Ouderling Howard W. Hunter, toen nog lid van het Quorum der Twaalf Apostelen, heeft in 1979 gezegd: ‘Ik ben ervan overtuigd dat we in de nabije toekomst enorme vooruitgang in de verspreiding van het evangelie onder alle naties zullen zien, meer dan we ooit in deze of voorgaande bedelingen hebben gezien. Ik ben er zeker van dat we zullen terugkijken […] en net als Lukas zullen zeggen: “En het Woord van God verbreidde zich” (Handelingen 6:7).’1

Toen ouderling Hunter deze uitspraak deed, was het zendelingen vanwege politieke beperkingen verboden om het evangelie in de meeste Oost-Europese landen en in de Sovjet-Unie te verkondigen. In de daaropvolgende tien jaar begon men veel van die beperkingen op te heffen. In 1989 en 1990 werd de Berlijnse Muur, die West- en Oost-Duitsland bijna dertig jaar lang had gescheiden, afgebroken. President Hunter was in die periode als president van het Quorum der Twaalf Apostelen werkzaam en zei over die historische gebeurtenis en andere veranderingen die in de wereld plaatsvonden:

‘Er wordt de laatste tijd veel over de Berlijnse Muur gesproken. We zijn uiteraard allemaal blij met de val van die muur, wat een symbool van pasverworven vrijheden is. […] Nu we de verzoeningsgedachte die zich over de aarde verspreidt, proberen te begrijpen en er in het licht van het evangelie betekenis aan proberen te geven, moeten we ons afvragen: zou dit niet de hand van de Heer kunnen zijn die politieke barrières verwijdert en gaten in tot nu toe onneembare muren slaat die het onderwijzen van het evangelie mogelijk maakt, en dat alles volgens een goddelijk plan en een goddelijke agenda?’2

President Hunter vond dat die veranderingen de leden van de kerk een belangrijke verantwoordelijkheid gaven. Hij zei dat naarmate er meer landen zendingswerk toestonden, er ook meer zendelingen nodig zouden zijn om het evangelie aan de hele wereld te verkondigen.3

President Hunters verlangen om al Gods kinderen te bereiken, ongeacht hun nationaliteit of overtuiging, bleek duidelijk uit zijn werk in het Midden-Oosten. Het Eerste Presidium gaf hem belangrijke opdrachten in Jeruzalem, waaronder het toezicht op de bouw van de Orson Hyde Memorial Garden en het Brigham Young University Jerusalem Center for Near Eastern Studies. Hoewel zendingswerk in die regio verboden was, sloot president Hunter blijvende vriendschap met zowel de Joodse als de Arabische mensen met wie hij werkte. ‘Het doel van het evangelie van Jezus Christus is liefde, eenheid en broederschap van de hoogste orde tot stand brengen’, zei hij.4

In al zijn contacten met Gods kinderen over heel de wereld had president Hunter steeds dezelfde boodschap: ‘Wij zijn uw broeders. We beschouwen geen enkel land en geen enkele nationaliteit als tweederangs. We nodigen iedereen uit […] om onze boodschap te onderzoeken en onze vriendschap te ontvangen.’5

Afbeelding
zendelingen in Afrika

‘Het evangelie van Jezus Christus […] is een wereldwijd geloof met een allesomvattende boodschap.’

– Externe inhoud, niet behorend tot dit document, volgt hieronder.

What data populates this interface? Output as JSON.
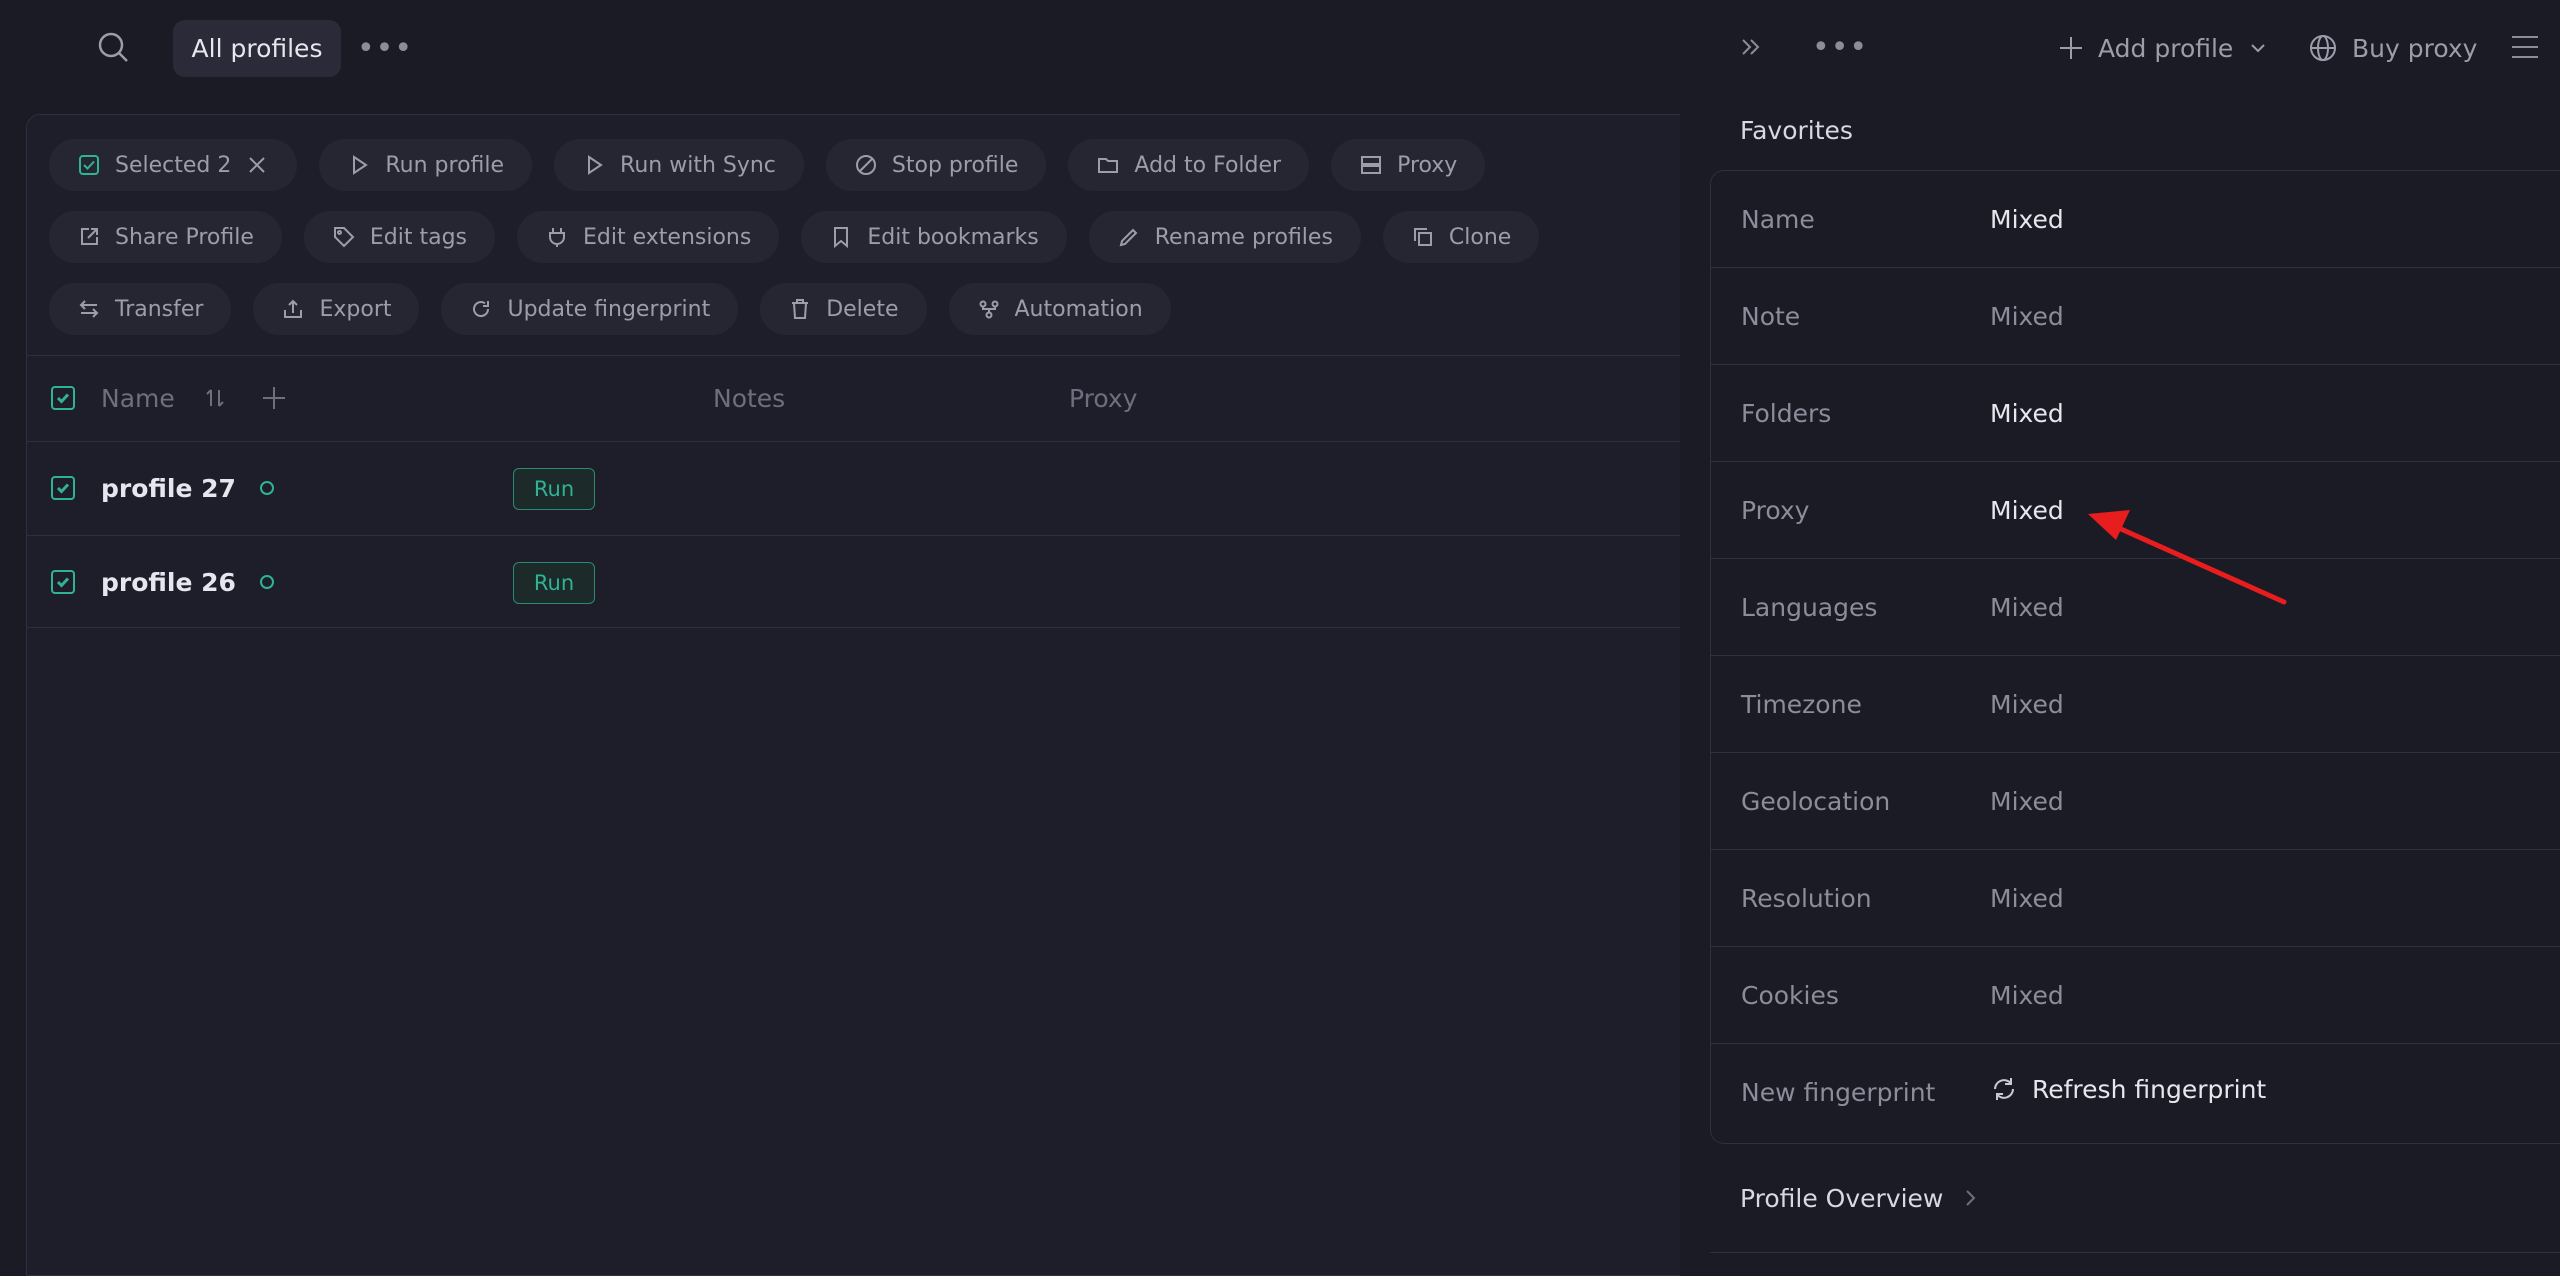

Leringen van Howard W. Hunter

1

Het herstelde evangelie is voor iedereen omdat we allemaal kinderen van dezelfde God zijn.

Het evangelie van Jezus Christus, waarin we onderwijzen en waarvan we de verordeningen verrichten, is een wereldwijd geloof met een allesomvattende boodschap. Het laat zich niet inperken of beïnvloeden of marginaliseren door de geschiedenis of heersende trends. De kern van het evangelie is universeel en eeuwig waar. De boodschap is voor de hele wereld en is in deze laatste dagen hersteld om in de basisbehoeften van alle naties, geslachten, talen en volken te voorzien. Het is hersteld zoals het in het begin was: om broederschap te bevorderen, waarheid te behouden en zielen te redden. […]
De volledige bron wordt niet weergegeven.